The recent acquisition of Portrait of a Man with a Felt Hat by Lorenzo Lotto makes a splendid addition to the collection. Lotto is today recognized as one of the great masters of the Italian Cinquecento, whose training was Venetian but much of whose work was conducted in the Veneto, in and around Bergamo, and in the Marches. His early work bears the stamp of Bellini and Giorgione and, to a lesser degree, he was influenced by Raphael, whom he would have met during a brief trip to Rome, and by Leonardo. Primarily a painter of religious pictures, Lotto had a sensitive, even introspective nature. He was closely allied with the Dominican Order, painting altarpieces for a number of its institutions in northern Italy, and he died a lay brother of that order in Loreto. He was also a portrait painter of exceptional gifts who had patrons in Venice, Bergamo, and the Marches.

Hailed by critics, this rediscovered portrait was included in the 1997–98 Lotto retrospective that took place in Washington, Bergamo, and Paris. Unusual for the fact that it was painted on paper, later mounted on board and, more recently, canvas, it possibly connects with Lotto’s accounts for 4 March 1541, when a group of eight heads painted in oil on paper was recorded as having been purchased by Ottavio da Macerata. Lotto was obliged to spend several months in Macerata the previous year awaiting payment for the altarpiece he had executed in 1539 for the Dominican church in nearby Cingoli. It is logical to assume that the artist may have used this time to paint portraits of local people in the absence of other commissions and, for lack of a proper studio, that he executed these on paper, taking them back to Venice for completion.

Lotto’s sympathy for his subject is reflected in the straightforward, unassuming characterization. The sitter looks directly back at the artist and indeed the viewer with an open, intelligent expression. His head and shoulders fill the canvas in the manner of Raphael’s famous portrait of Castiglione, which was then in Mantua. Though a great colourist, Lotto here plays with similarly monochromatic tonalities. Despite the restriction of colour, the picture is not dark, but exhibits subtle variations in the warm tones of the costume, as well as in the flesh and hair. The artist provides no clue to the identity of his sitter, but the garments, while simple, are neat, sober, and of a certain quality. Over the slight indication of a white linen shirt, brilliantly highlighted, the sitter wears a black jacket and a thick grey wool tunic topped by a suede vest trimmed with black velvet. In his left hand he holds a felt hat, which his slightly tousled hair suggests he has just removed, lending the portrait a sense of immediacy. The picture’s small format is typical of portraits of the first half of the Cinquecento.

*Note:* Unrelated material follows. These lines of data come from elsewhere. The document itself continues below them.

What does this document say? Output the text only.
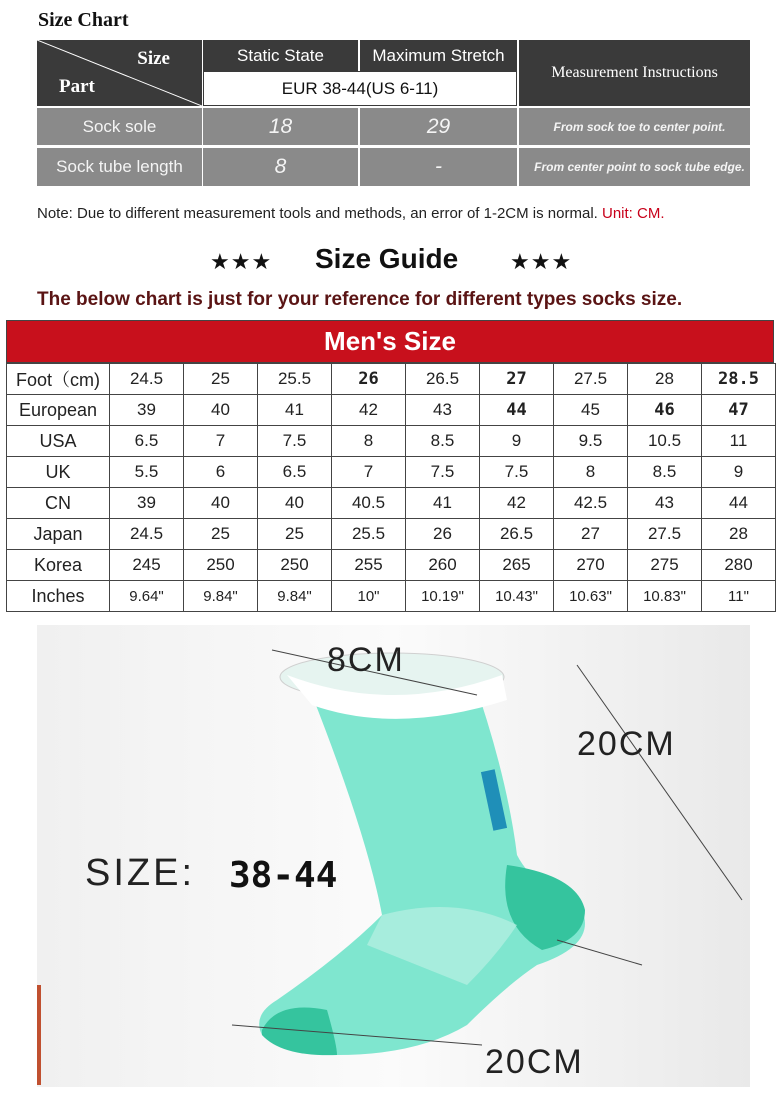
Size Chart
Size
Part
Static State	Maximum Stretch
EUR 38-44(US 6-11)
Measurement Instructions
Sock sole	18	29	From sock toe to center point.
Sock tube length	8	-	From center point to sock tube edge.
Note: Due to different measurement tools and methods, an error of 1-2CM is normal. Unit: CM.
★★★ Size Guide ★★★
The below chart is just for your reference for different types socks size.
Men's Size
Foot（cm)	24.5	25	25.5	26	26.5	27	27.5	28	28.5
European	39	40	41	42	43	44	45	46	47
USA	6.5	7	7.5	8	8.5	9	9.5	10.5	11
UK	5.5	6	6.5	7	7.5	7.5	8	8.5	9
CN	39	40	40	40.5	41	42	42.5	43	44
Japan	24.5	25	25	25.5	26	26.5	27	27.5	28
Korea	245	250	250	255	260	265	270	275	280
Inches	9.64"	9.84"	9.84"	10"	10.19"	10.43"	10.63"	10.83"	11"
8CM
20CM
SIZE: 38-44
20CM
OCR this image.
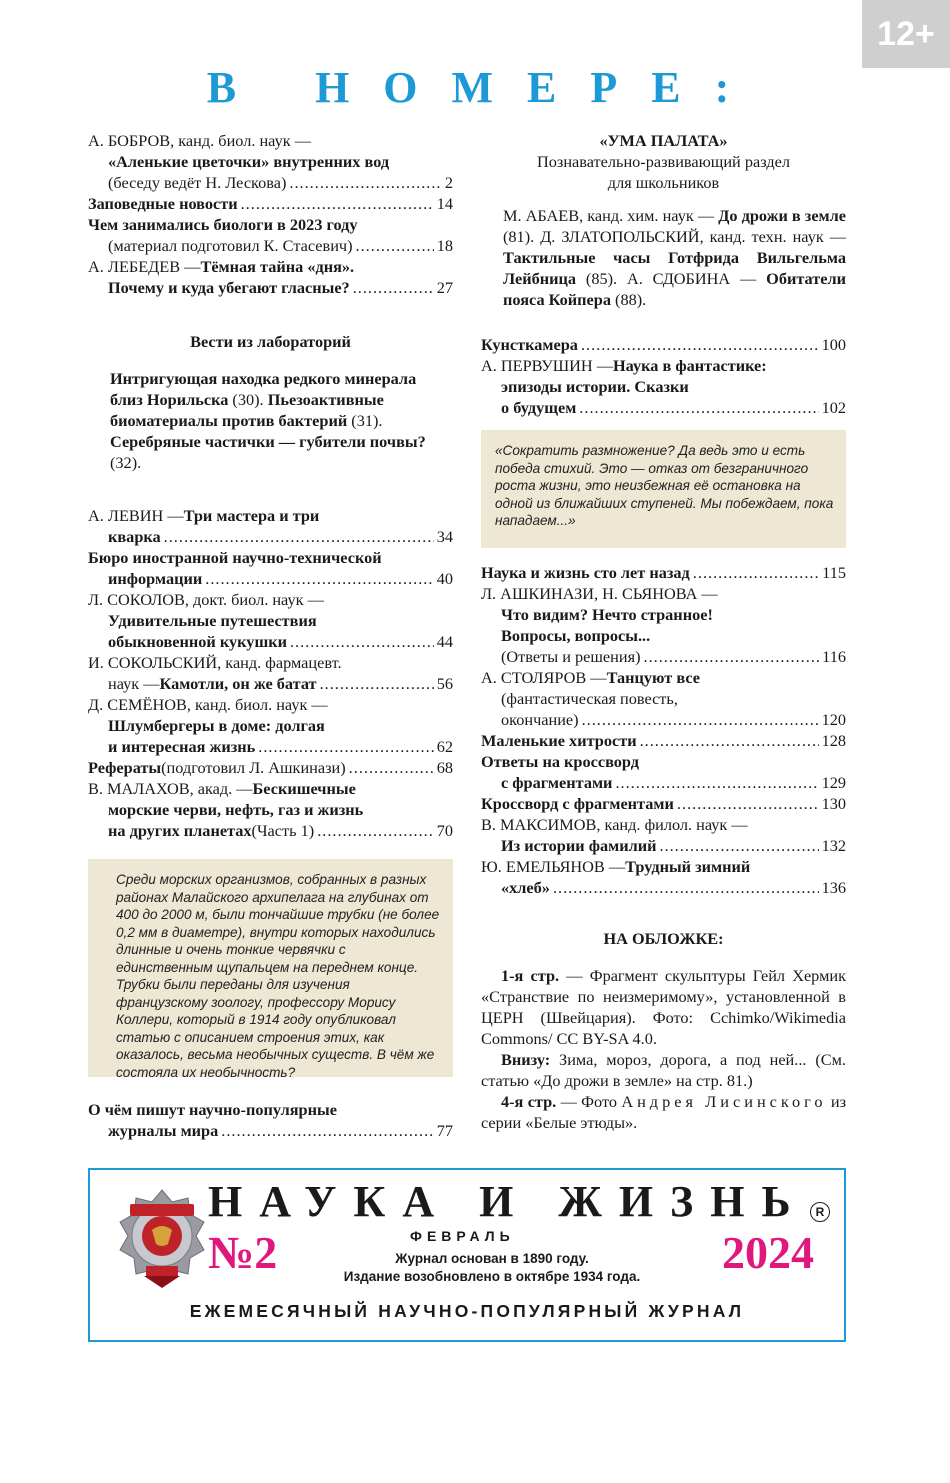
12+
В НОМЕРЕ:
А. БОБРОВ, канд. биол. наук —
«Аленькие цветочки» внутренних вод
(беседу ведёт Н. Лескова) .....	2
Заповедные новости .....	14
Чем занимались биологи в 2023 году
(материал подготовил К. Стасевич) .....	18
А. ЛЕБЕДЕВ — Тёмная тайна «дня».
Почему и куда убегают гласные? .....	27
Вести из лабораторий
Интригующая находка редкого минерала близ Норильска (30). Пьезоактивные биоматериалы против бактерий (31). Серебряные частички — губители почвы? (32).
А. ЛЕВИН — Три мастера и три
кварка .....	34
Бюро иностранной научно-технической
информации .....	40
Л. СОКОЛОВ, докт. биол. наук —
Удивительные путешествия
обыкновенной кукушки .....	44
И. СОКОЛЬСКИЙ, канд. фармацевт.
наук — Камотли, он же батат .....	56
Д. СЕМЁНОВ, канд. биол. наук —
Шлумбергеры в доме: долгая
и интересная жизнь .....	62
Рефераты (подготовил Л. Ашкинази) .....	68
В. МАЛАХОВ, акад. — Бескишечные
морские черви, нефть, газ и жизнь
на других планетах (Часть 1) .....	70
Среди морских организмов, собранных в разных районах Малайского архипелага на глубинах от 400 до 2000 м, были тончайшие трубки (не более 0,2 мм в диаметре), внутри которых находились длинные и очень тонкие червячки с единственным щупальцем на переднем конце. Трубки были переданы для изучения французскому зоологу, профессору Морису Коллери, который в 1914 году опубликовал статью с описанием строения этих, как оказалось, весьма необычных существ. В чём же состояла их необычность?
О чём пишут научно-популярные
журналы мира .....	77
«УМА ПАЛАТА»
Познавательно-развивающий раздел
для школьников
М. АБАЕВ, канд. хим. наук — До дрожи в земле (81). Д. ЗЛАТОПОЛЬСКИЙ, канд. техн. наук — Тактильные часы Готфрида Вильгельма Лейбница (85). А. СДОБИНА — Обитатели пояса Койпера (88).
Кунсткамера .....	100
А. ПЕРВУШИН — Наука в фантастике:
эпизоды истории. Сказки
о будущем .....	102
«Сократить размножение? Да ведь это и есть победа стихий. Это — отказ от безграничного роста жизни, это неизбежная её остановка на одной из ближайших ступеней. Мы побеждаем, пока нападаем...»
Наука и жизнь сто лет назад .....	115
Л. АШКИНАЗИ, Н. СЬЯНОВА —
Что видим? Нечто странное!
Вопросы, вопросы...
(Ответы и решения) .....	116
А. СТОЛЯРОВ — Танцуют все
(фантастическая повесть,
окончание) .....	120
Маленькие хитрости .....	128
Ответы на кроссворд
с фрагментами .....	129
Кроссворд с фрагментами .....	130
В. МАКСИМОВ, канд. филол. наук —
Из истории фамилий .....	132
Ю. ЕМЕЛЬЯНОВ — Трудный зимний
«хлеб» .....	136
НА ОБЛОЖКЕ:

1-я стр. — Фрагмент скульптуры Гейл Хермик «Странствие по неизмеримому», установленной в ЦЕРН (Швейцария). Фото: Cchimko/Wikimedia Commons/ CC BY-SA 4.0.

Внизу: Зима, мороз, дорога, а под ней... (См. статью «До дрожи в земле» на стр. 81.)

4-я стр. — Фото Андрея Лисинского из серии «Белые этюды».

НАУКА И ЖИЗНЬ R
№2	ФЕВРАЛЬ	2024
Журнал основан в 1890 году.
Издание возобновлено в октябре 1934 года.
ЕЖЕМЕСЯЧНЫЙ НАУЧНО-ПОПУЛЯРНЫЙ ЖУРНАЛ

In forming the collections, curators endeavour to acquire works of the highest quality. They have the choice of seeking artists as yet not represented or of building on existing strengths as is the case here. Within the context of the National Gallery’s collection, this portrait obviously complements Lotto’s earlier, brightly coloured Virgin and Child with Saints Sebastian and Roch (c. 1521/24). It also reinforces an already strong collection of 16th-century portraiture of both the Italian and German schools, notably adding one in which the sensitive, compelling psychological analysis of the sitter contributes an element not otherwise represented.